= Bob Fairfoull =

British musician (born 1976)

Robert James "Bob" Fairfoull (born 6 August 1976) is a Scottish musician. He was the bass guitarist for the Scottish rock band Idlewild. He attended Portobello High School in Edinburgh between 1992–96 and was in the same class as Paul Thomson, the drummer from the band Franz Ferdinand.

Roddy Woomble - a friend of Fairfoull and Idlewild's lead singer - asked Fairfoull to join in February 1997 following the departure of Phil Scanlon. His appearance and attitude are classically punk rock and his typical on-stage antics consist of head-banging and jumping around.

Fairfoull became increasingly distant from the band in 2002, often going drinking on his own after shows and sitting separately on their tour bus. On 29 September 2002 he left the band following a show in Amsterdam in "a rain of misdirected punches".

After leaving Idlewild, Fairfoull joined the band Degrassi, having been friends with its members for the past six years and feeling that their music possessed the rock edge that Idlewild had lost. He has had various other projects on the go, along with Degrassi, and has played in Edinburgh with the band Paper Beats Rock, who have supported Blood Red Shoes.

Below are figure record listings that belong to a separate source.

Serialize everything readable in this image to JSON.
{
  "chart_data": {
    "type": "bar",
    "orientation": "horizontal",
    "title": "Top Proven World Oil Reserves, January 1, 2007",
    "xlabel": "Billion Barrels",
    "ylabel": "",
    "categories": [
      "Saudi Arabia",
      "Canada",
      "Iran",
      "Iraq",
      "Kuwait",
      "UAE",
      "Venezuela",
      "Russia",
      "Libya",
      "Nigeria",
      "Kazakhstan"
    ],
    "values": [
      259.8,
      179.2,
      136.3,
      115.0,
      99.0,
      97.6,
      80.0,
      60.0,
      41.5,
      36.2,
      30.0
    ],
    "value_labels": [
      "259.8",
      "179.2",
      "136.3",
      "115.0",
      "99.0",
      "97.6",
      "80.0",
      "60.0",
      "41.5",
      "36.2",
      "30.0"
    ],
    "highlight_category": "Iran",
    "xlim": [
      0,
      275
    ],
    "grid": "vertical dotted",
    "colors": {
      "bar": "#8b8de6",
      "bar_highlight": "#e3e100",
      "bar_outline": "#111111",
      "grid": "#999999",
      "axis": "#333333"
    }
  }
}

In 2009, when asked if the members of Idlewild remain friends with Fairfoull, Rod Jones stated that "there are no bad feelings between any of us and we have all seen Bob a few times over the last few years and remain on good terms." For his part, Fairfoull did not begrudge the band for carrying on without him and approved of being replaced by his good friend Gavin Fox, though he did remark, "It felt a bit like if you left your wife, and a week later she started shagging your brother." Fifteen years after leaving the band, Fairfoull joined Idlewild onstage as a surprise guest to play several songs at shows marking the 15th anniversary of the album The Remote Part in Glasgow and Edinburgh. in november 2021 Fairfoull re joined idlewild for their 25th anniversary shows. These shows were later than expected due to the Covid pandemic.